One of the most striking things about Eisen's tenure is the way advocates outside government describe him. Activists who deal with the environment, labor or gay rights issues often grumble about the slow pace and unambitious agenda of the White House. In contrast, people who fight for government openness, accountability and transparency practically glow when they talk about Eisen and the last two years.

"We've never had an advocate in the White House so deeply committed and aggressive on the issues of government integrity, accountability and transparency," says Fred Wertheimer of Democracy 21.

"Many of the successes on the transparency front would not have occurred without Norm continually pushing for greater openness," adds Gary Bass of OMB Watch. "We're now having a debate about how transparency works," rather than whether transparency is important. 

Danielle Brian of the Project on Government Oversight believes Eisen's effectiveness comes from his close friendship with Obama. "Everyone around him knew that if this was important to Norm, he could, if he needed to, go to the president on this. That is, in Washington, the card that everyone would love to have."

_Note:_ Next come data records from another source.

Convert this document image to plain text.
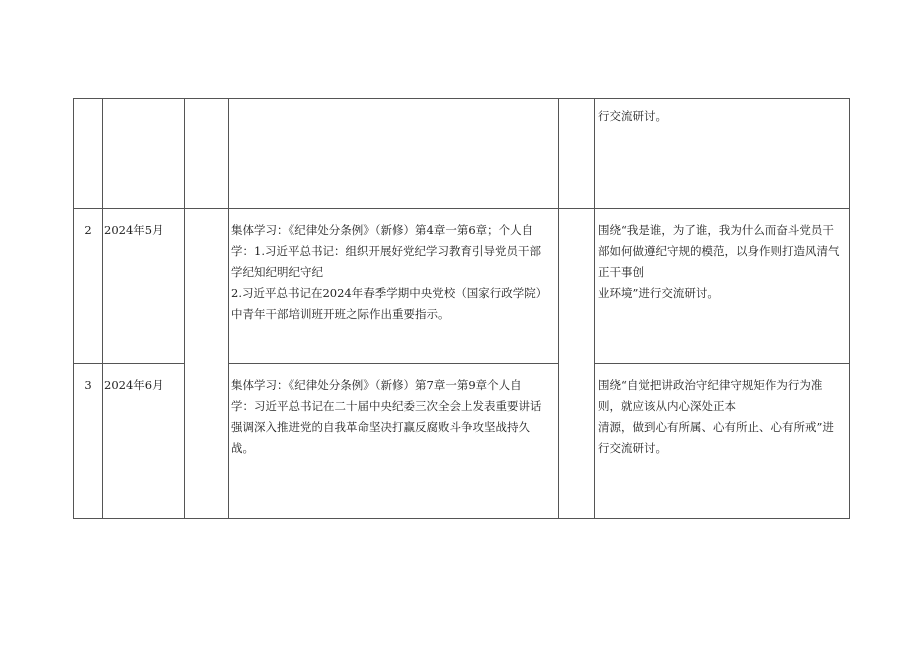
					行交流研讨。

2	2024年5月		集体学习：《纪律处分条例》（新修）第4章一第6章；个人自
学：1.习近平总书记：组织开展好党纪学习教育引导党员干部
学纪知纪明纪守纪
2.习近平总书记在2024年春季学期中央党校（国家行政学院）
中青年干部培训班开班之际作出重要指示。		围绕“我是谁，为了谁，我为什么而奋斗党员干
部如何做遵纪守规的模范，以身作则打造风清气
正干事创
业环境”进行交流研讨。

3	2024年6月		集体学习：《纪律处分条例》（新修）第7章一第9章个人自
学：习近平总书记在二十届中央纪委三次全会上发表重要讲话
强调深入推进党的自我革命坚决打赢反腐败斗争攻坚战持久
战。		围绕“自觉把讲政治守纪律守规矩作为行为准
则，就应该从内心深处正本
清源，做到心有所属、心有所止、心有所戒”进
行交流研讨。
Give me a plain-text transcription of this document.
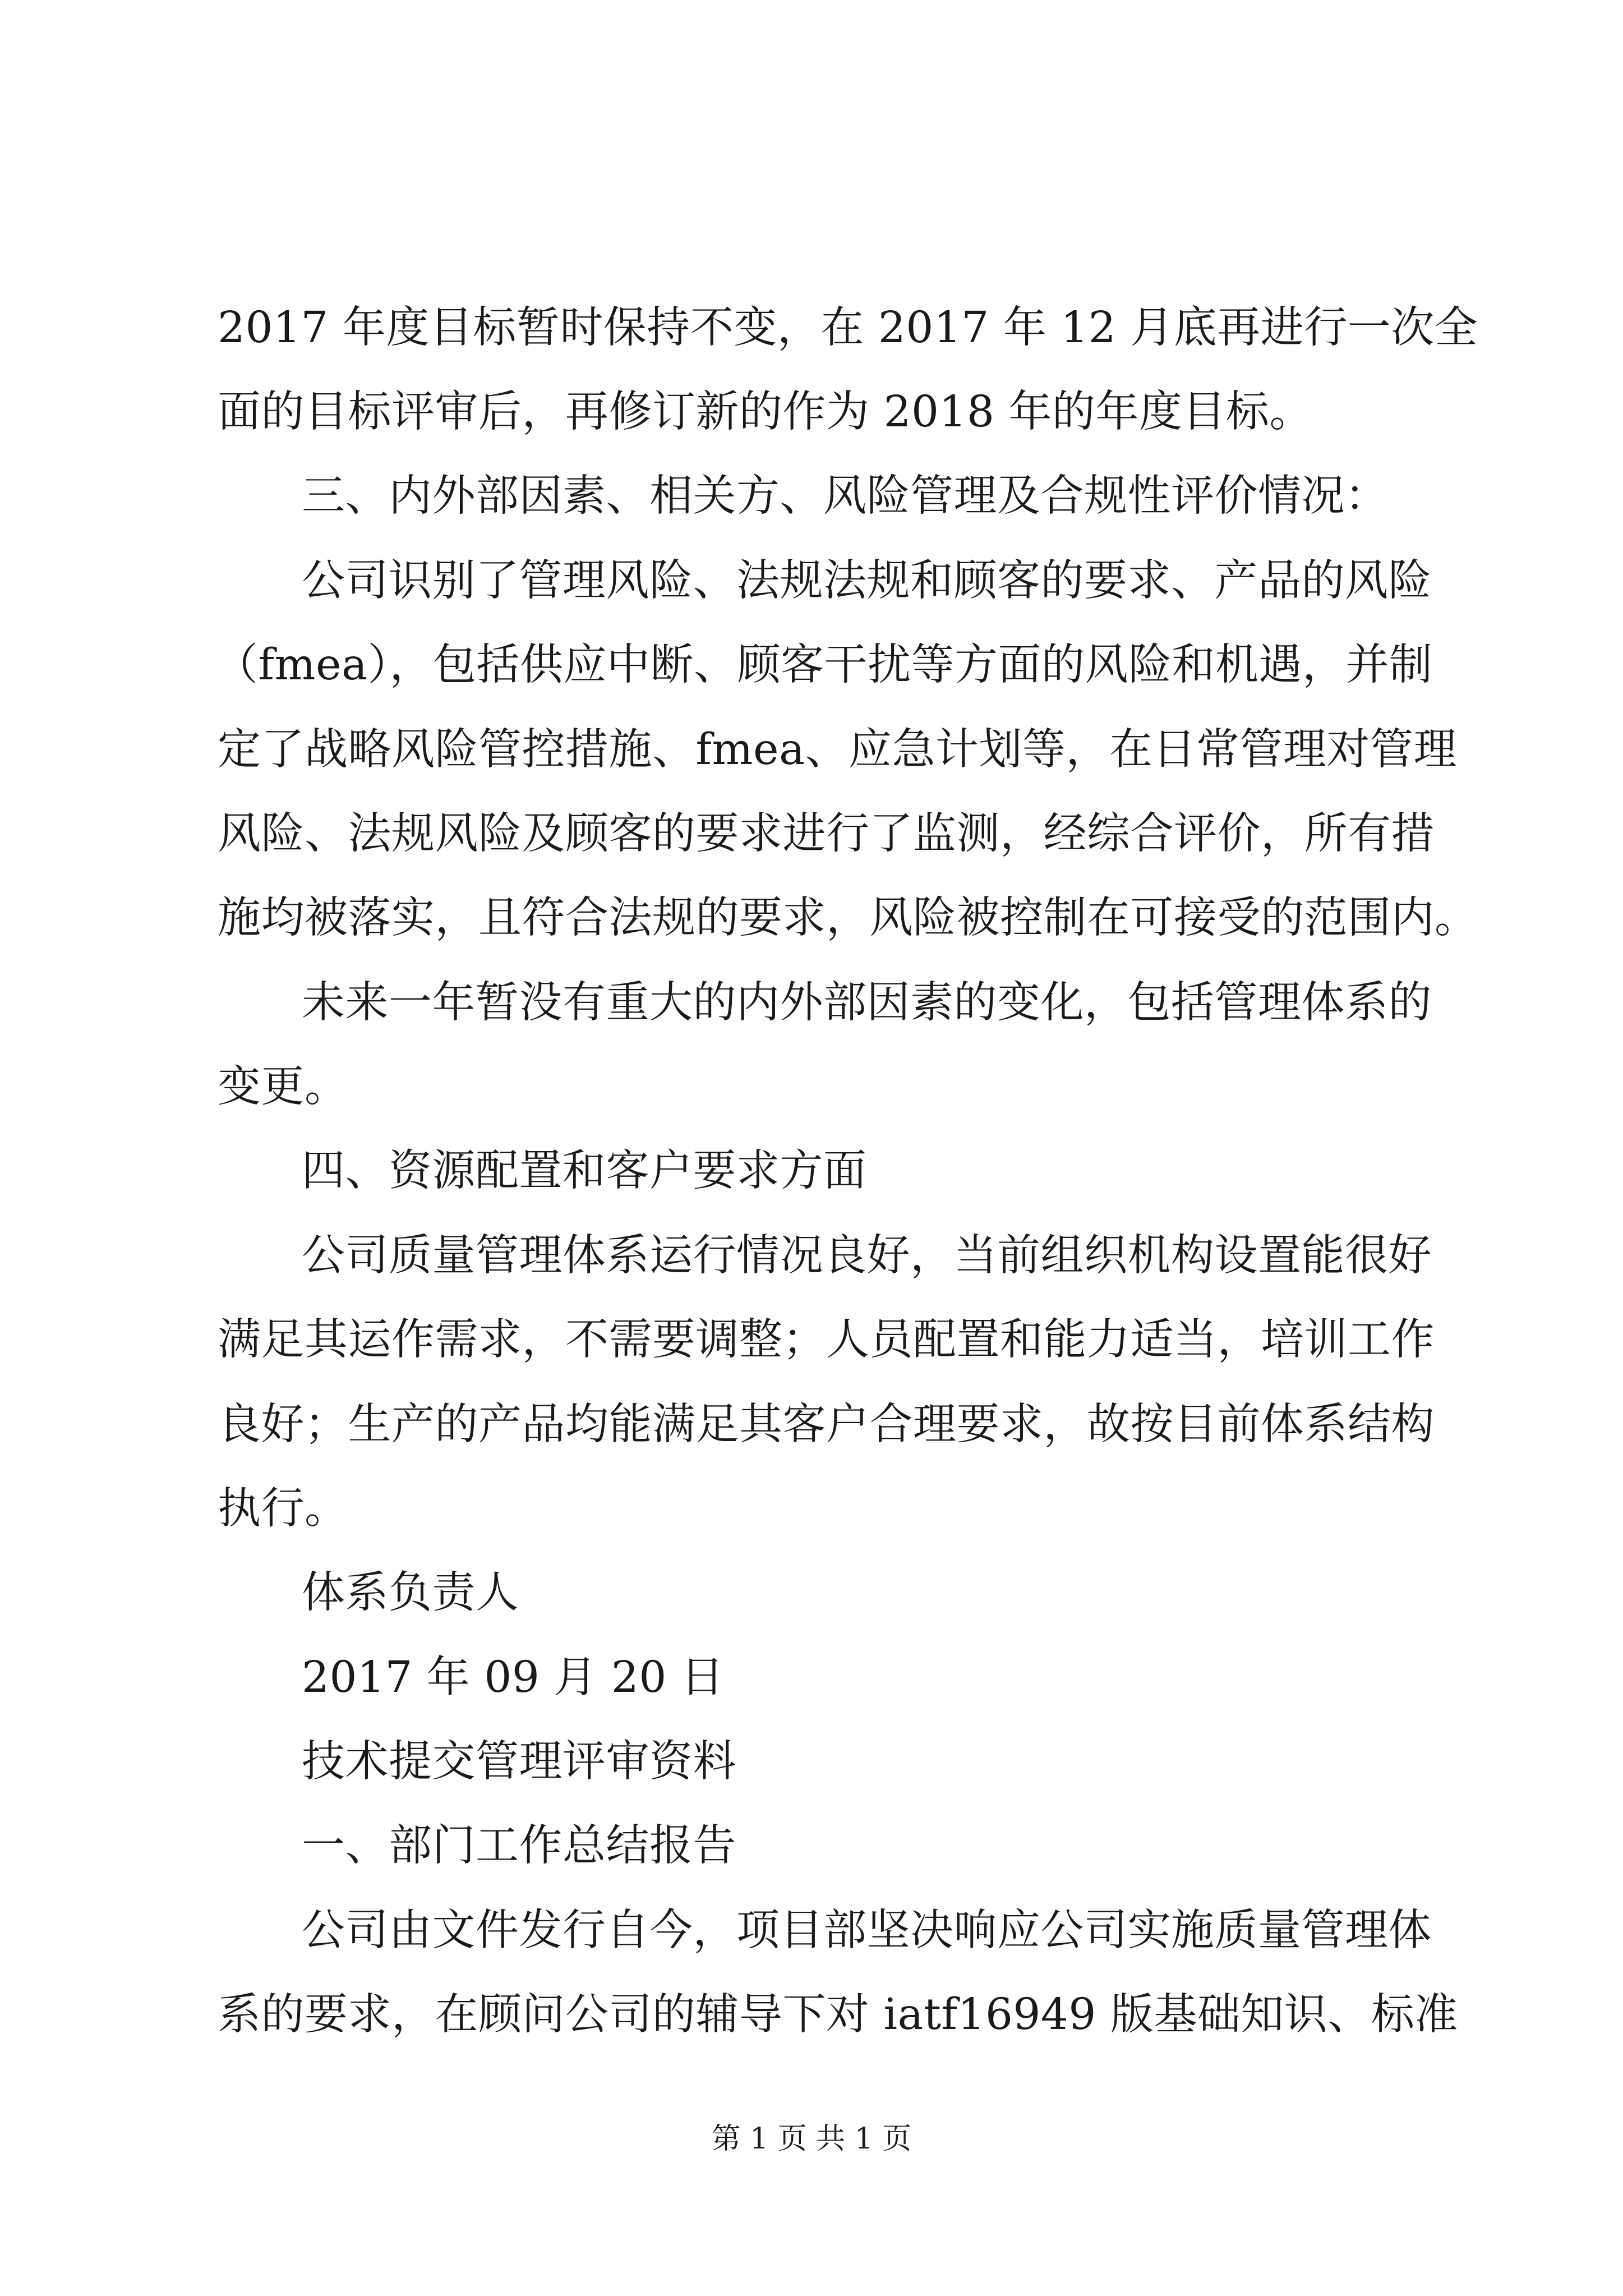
2017 年度目标暂时保持不变，在 2017 年 12 月底再进行一次全
面的目标评审后，再修订新的作为 2018 年的年度目标。
三、内外部因素、相关方、风险管理及合规性评价情况：
公司识别了管理风险、法规法规和顾客的要求、产品的风险
（fmea），包括供应中断、顾客干扰等方面的风险和机遇，并制
定了战略风险管控措施、fmea、应急计划等，在日常管理对管理
风险、法规风险及顾客的要求进行了监测，经综合评价，所有措
施均被落实，且符合法规的要求，风险被控制在可接受的范围内。
未来一年暂没有重大的内外部因素的变化，包括管理体系的
变更。
四、资源配置和客户要求方面
公司质量管理体系运行情况良好，当前组织机构设置能很好
满足其运作需求，不需要调整；人员配置和能力适当，培训工作
良好；生产的产品均能满足其客户合理要求，故按目前体系结构
执行。
体系负责人
2017 年 09 月 20 日
技术提交管理评审资料
一、部门工作总结报告
公司由文件发行自今，项目部坚决响应公司实施质量管理体
系的要求，在顾问公司的辅导下对 iatf16949 版基础知识、标准
第 1 页 共 1 页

One telling story about their relationship involves the L.A. Lakers. Eisen is a lifelong fan, and when the basketball team visited the White House, Obama invited Eisen to join the team for a community service project at a Boys and Girls Club in Washington. The Lakers gave Obama an autographed ball, "and afterward, as we were heading back to the motorcade, [Obama] flipped me a no-look pass," recalls Eisen. "Fortunately, I had my wits about me, and I caught the basketball."

After that incident, some people claimed that Eisen and the president share a brain.

'We Laughed And We Cried Both'

Eisen's nomination to be ambassador ran into trouble last year. Republican Sen. Charles Grassley of Iowa accused Eisen of improperly firing an inspector general for partisan political reasons. Eisen and the White House denied those claims, but Grassley blocked the nomination. Obama used a recess appointment to put Eisen in the job just before Christmas.

Now, Eisen is leaving the White House to take his family to the land of his mother's birth.

"The residence of the ambassador was the headquarters of the Nazi general staff in World War II," explains Eisen. "We have the privilege to be moving in, and we will put up mezuzot on the doorposts and make the kitchen kosher." (Mezuzot are the small scrolls that mark the doorways of a Jewish home.)

While Eisen's father died many years ago, his mother is living at a Jewish retirement home in Los Angeles. She was unavailable for this story, but Eisen says she is "very, very proud" and shares the press clippings about her son with her friends at the home.

When asked how Frieda Eisen feels about her son's return to the country where she suffered through the Holocaust, Eisen says, "We laughed and we cried both. We couldn't believe it."

Correction Jan. 19, 2011

A previous Web version of this story incorrectly referred to the former Czechoslovakia as the country that attempted to extinguish Norm Eisen's family. In fact, the country was under Nazi occupation at the time, and it was the Nazis who were responsible.